The example xml file will be the 'v_biking_13_05.xgtf' from UCF Youtube dat set, with bounding box annotation (http://www.cs.ucf.edu/~liujg/YouTube_Action_dataset.html).
1. download viper-gt.jar from http://viper-toolkit.sourceforge.net, click
ViPER Light Distribution (Recommended) [May 25, 2005] under Software section.
In MATLAB type in the following command
>> javaaddpath(' ViPER_Folder/viper-gt.jar')
2. Type in the following commands to obtain an viper object, replace the filename as your v_biking_13_05.xgtf with the path.
>> docBuilder = DocumentBuilderFactory.newInstance();
>> docBuilder.setNamespaceAware(true);
>> docElement = docBuilder.newDocumentBuilder().parse(filename).getDocumentElement();
>> parser = viper.api.impl.ViperParser;
>> objviper = parser.parseDoc(docElement);
3. Obtain a string of bounding box information: (The getChild() may vary depend on different xgtf files, but at least for this example file it works)
str = char(objviper.getChild(1).getChild(0).getChild(1).getAttribute('Location').toString);
4. parse this str as a n x 4 matrix containing BoundingBox Information
The following code should be able to help you to do this job.
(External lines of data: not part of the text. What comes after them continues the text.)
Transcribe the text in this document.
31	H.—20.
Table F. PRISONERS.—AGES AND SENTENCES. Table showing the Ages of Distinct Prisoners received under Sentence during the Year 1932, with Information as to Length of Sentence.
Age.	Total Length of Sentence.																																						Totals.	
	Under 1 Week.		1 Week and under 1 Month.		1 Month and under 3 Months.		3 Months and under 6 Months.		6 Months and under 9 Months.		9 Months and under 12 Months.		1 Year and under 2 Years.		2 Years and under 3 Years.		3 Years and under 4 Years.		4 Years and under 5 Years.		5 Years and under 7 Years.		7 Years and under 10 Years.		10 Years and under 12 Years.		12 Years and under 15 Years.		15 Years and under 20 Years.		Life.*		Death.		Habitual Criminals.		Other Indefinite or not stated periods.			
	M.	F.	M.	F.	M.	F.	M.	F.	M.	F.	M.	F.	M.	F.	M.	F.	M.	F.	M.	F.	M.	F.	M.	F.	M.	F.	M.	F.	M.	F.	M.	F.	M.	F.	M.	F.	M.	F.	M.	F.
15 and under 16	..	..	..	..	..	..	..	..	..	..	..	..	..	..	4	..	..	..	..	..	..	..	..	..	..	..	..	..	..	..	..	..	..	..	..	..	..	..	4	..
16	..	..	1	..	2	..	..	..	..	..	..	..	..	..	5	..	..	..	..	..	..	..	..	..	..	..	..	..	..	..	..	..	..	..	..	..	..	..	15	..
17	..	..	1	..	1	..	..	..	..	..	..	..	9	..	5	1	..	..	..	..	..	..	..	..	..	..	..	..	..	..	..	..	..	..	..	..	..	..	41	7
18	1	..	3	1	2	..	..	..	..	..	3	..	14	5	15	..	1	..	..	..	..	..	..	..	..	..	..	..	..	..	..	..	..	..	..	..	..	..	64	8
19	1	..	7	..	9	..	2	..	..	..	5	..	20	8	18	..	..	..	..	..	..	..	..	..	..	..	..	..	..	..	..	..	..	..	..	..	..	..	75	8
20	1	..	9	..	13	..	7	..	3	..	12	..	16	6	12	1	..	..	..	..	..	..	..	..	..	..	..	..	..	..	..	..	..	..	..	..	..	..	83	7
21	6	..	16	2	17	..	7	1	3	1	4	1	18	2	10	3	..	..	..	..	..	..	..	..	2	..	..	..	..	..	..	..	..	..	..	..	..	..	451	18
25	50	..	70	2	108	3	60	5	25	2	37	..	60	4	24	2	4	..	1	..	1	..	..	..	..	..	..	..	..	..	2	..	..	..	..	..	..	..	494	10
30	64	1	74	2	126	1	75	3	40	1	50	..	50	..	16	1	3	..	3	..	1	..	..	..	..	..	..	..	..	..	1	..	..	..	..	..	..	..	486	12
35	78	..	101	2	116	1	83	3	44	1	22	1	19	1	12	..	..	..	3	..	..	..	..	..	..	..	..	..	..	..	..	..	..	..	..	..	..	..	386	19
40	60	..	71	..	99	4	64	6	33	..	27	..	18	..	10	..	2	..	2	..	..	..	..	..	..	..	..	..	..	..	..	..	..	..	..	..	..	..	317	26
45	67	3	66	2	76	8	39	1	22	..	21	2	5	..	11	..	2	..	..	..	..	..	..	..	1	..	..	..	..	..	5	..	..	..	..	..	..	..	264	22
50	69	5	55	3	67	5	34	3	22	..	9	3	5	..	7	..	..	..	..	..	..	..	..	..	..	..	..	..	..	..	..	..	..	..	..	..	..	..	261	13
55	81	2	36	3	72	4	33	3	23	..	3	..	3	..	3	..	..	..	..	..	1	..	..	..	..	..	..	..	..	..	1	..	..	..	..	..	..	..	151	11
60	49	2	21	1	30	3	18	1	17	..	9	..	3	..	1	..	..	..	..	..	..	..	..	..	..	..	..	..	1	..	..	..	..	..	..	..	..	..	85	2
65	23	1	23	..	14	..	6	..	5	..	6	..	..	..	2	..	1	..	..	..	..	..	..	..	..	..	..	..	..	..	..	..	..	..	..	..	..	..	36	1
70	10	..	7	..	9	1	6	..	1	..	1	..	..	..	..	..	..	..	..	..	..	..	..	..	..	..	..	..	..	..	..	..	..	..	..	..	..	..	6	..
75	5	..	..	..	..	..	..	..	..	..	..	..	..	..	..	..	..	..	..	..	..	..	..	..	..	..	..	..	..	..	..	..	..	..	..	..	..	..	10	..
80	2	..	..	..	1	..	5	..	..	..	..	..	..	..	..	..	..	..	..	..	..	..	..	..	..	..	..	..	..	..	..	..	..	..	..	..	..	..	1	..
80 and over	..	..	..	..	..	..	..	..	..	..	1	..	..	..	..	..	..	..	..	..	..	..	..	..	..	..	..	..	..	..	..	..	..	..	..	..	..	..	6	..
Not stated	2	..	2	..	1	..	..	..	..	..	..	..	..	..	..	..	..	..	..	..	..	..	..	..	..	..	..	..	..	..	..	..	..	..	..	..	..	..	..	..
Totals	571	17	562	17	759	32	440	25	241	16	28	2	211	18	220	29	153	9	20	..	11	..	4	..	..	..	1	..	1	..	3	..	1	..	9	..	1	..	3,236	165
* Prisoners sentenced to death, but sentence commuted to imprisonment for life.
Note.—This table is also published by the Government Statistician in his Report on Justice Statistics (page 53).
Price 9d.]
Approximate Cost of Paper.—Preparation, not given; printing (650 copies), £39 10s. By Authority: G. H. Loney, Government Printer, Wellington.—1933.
function BB = parseStr(str)
dq = strfind(str, '"'); % double quote locations
bn = strfind(str, ')'); % brace number
if ( length(dq) / 2 ~= length(bn) )
error('dq should be equal to 2 * bn');
end
BB = [];
for i = 1 : length(bn)
tmpBB = parseOneSeg(str( dq( (i-1) * 2 + 1) + 1 : bn(i) - 1) );
BB = cat(1, BB, tmpBB);
end
end
function tmpBB = parseOneSeg(str)
dq = strfind(str, '"');
BB = parseBB(str(1 : dq - 1) );
strNum = str2num( str( strfind(str, '[') + 1 : strfind(str, ',') - 1) );
endNum = str2num( str( strfind(str, ', ') + 2 : length(str) ) );
tmpBB = repmat(BB, endNum - strNum, 1);
end
function BB = parseBB(str)
BB = zeros(1, 4);
sp = strfind(str, ' '); % space location
sp = [0 sp length(str)+1];
for i = 1 : 4
BB(i) = str2num( str( sp(i)+1 : sp(i+1) - 1) );
end
end
5. Last you may want to visualize the bounding box
The following small script may help you to do that.
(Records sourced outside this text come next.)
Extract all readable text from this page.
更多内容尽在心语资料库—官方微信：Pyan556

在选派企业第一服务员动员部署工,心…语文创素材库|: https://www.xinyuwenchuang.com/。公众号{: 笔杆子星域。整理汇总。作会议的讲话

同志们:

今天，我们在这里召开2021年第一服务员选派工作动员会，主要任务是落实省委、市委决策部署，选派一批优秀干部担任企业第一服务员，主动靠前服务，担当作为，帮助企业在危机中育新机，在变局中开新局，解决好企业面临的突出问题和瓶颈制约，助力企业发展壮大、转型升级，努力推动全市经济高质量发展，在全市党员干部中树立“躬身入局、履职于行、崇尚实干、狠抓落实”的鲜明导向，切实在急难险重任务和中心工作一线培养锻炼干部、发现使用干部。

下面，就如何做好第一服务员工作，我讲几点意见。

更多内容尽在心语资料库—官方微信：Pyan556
function readViper_visualize(BB, videoName)
video = VideoReader(videoName);
nFrame = video.NumberOfFrames;
nRow = size(BB, 1);
n = min(nFrame, nRow);
% BB = BB(:, [3 4 1 2]);
for i = 1 : n
I = read(video, i);
imshow(I);
rectangle('Position', BB(i, :), 'EdgeColor', 'r', 'LineWidth', 3);
title(['Frame ' num2str(i)]);
end